In June, Northland Alliance Chairwoman Joyce Bourgault announced the Northland Community International Festival would be back for a second year on June 22, with the addition of a health fair sponsored by the North Side Health Advisory Committee. It was one of the high points of the year for the panel, according to a report compiled by co-chairs Sandy LaFollette and Scott Dowling.

"The North Side Health Advisory Committee works in partnership with Columbus Public Health to identify and address health issues that affect the residents of Northland," the two wrote. "The NSHAC promotes healthy lifestyles through education and volunteerism at a variety of events.

"In 2013, the NSHAC partnered with several groups and individuals to help fulfill these goals. There are a great number of people to whom we owe our thanks.

"The most ambitious event NSHAC helped stage this year was the Northland International Festival held at the Northland Performing Arts Center on June 22," Dowling and LaFollette wrote.

The festival featured stage performances, a variety of community service organizations, a kids' play area and a free health fair exhibit. The main exhibit at the health fair was presented by the Rev. Kwesi Gyimah and volunteers from the Columbus African Seventh Day Adventist Church. Visitors to the festival were able to visit the exhibit, get several types of health assessments and receive free health evaluations.

In July, LaFollette helped preside over yet another edition of the NCC-sponsored Independence Day Parade. She was once again in charge of the committee that organized what is considered to be the largest community-sponsored Fourth of July parade in the state.

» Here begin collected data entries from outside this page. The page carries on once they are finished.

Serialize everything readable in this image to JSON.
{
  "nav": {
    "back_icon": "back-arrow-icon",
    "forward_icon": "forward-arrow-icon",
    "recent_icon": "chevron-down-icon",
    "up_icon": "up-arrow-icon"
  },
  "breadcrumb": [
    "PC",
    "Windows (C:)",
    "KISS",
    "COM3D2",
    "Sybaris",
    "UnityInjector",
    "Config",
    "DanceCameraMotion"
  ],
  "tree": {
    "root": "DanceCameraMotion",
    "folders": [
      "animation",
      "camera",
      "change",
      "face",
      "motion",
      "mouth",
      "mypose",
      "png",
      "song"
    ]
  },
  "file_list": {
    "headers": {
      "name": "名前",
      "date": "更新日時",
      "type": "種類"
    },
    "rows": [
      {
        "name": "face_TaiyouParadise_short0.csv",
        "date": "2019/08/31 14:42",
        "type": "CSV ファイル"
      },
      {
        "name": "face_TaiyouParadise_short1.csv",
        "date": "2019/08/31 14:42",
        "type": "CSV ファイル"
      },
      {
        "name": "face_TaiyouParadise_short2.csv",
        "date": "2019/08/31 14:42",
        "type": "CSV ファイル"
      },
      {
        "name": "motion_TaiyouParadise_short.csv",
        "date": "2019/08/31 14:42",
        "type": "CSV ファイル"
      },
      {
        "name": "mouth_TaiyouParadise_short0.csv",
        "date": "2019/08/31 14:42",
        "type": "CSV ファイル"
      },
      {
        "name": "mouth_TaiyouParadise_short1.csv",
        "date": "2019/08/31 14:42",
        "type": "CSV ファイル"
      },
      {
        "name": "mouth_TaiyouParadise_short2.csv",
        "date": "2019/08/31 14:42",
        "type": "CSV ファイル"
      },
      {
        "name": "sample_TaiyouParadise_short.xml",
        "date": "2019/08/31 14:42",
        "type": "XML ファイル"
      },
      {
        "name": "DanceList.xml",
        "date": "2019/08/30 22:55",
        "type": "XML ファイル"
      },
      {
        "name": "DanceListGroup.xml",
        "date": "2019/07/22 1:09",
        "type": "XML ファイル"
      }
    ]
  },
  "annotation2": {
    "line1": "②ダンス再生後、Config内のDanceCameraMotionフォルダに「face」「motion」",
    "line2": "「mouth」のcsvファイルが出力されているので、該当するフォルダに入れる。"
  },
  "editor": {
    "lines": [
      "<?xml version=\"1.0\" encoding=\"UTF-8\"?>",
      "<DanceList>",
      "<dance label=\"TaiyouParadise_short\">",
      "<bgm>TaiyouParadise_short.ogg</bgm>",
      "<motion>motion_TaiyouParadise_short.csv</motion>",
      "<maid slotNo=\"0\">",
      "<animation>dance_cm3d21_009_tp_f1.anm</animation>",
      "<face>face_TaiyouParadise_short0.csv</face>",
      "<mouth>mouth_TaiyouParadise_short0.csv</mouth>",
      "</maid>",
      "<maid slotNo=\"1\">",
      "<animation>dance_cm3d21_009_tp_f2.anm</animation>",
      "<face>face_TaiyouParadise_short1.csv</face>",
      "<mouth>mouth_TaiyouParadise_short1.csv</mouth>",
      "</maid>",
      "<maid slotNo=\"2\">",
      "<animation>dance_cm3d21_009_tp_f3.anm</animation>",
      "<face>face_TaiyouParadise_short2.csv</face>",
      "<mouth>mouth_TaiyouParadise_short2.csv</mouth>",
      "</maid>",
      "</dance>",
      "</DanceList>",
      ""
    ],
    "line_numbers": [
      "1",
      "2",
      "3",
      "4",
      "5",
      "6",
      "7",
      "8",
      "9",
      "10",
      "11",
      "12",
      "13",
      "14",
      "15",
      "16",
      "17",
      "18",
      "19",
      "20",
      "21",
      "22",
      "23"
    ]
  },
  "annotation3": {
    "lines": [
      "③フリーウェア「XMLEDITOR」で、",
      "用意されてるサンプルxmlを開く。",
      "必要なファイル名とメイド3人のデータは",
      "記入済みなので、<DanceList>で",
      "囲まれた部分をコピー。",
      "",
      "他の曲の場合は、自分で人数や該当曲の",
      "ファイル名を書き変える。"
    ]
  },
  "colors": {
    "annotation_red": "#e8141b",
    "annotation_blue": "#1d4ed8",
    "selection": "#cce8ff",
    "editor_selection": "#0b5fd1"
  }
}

"Northland International Celebrating America" was this year's theme.

"In the latter half of the year, NSHAC had the pleasure to help promote and participate in the 'Walk with a Doc' program, which is a neighborhood walking club organized by Mount Carmel, with the support of the YMCA, the Columbus Medical Association Foundation, the Institute for Active Living and the city of Columbus," Dowling and LaFollette wrote. "Walkers met at Woodward Park Community Center on the first and third Saturday of each month from 8:30 a.m. to 9:30 a.m., starting on Sept. 7.

The walks were led by a Mount Carmel System physician, who made a short informational presentation before the start, and who was available throughout for questions.

In October, Northland community leaders expressed satisfaction with a decision by the Franklin County Board of Elections to relocate all offices and operations to a former Kohl's store at 1700 Morse Road.

"I think it's wonderful," said Dave Paul, former NCC president and chairman of the development committee. "It's a thing we've been advocating for, talking with the commissioners about. We were hearing they liked the site, obviously, because of its central location ... to the area basically served by the board of elections. It really seemed like a good fit to us, and we're glad that the commissioners also felt that way."

"They were very welcoming neighbors, and we look forward to maybe becoming a part of that area in the future," said Dana Walch, deputy director of the board of elections.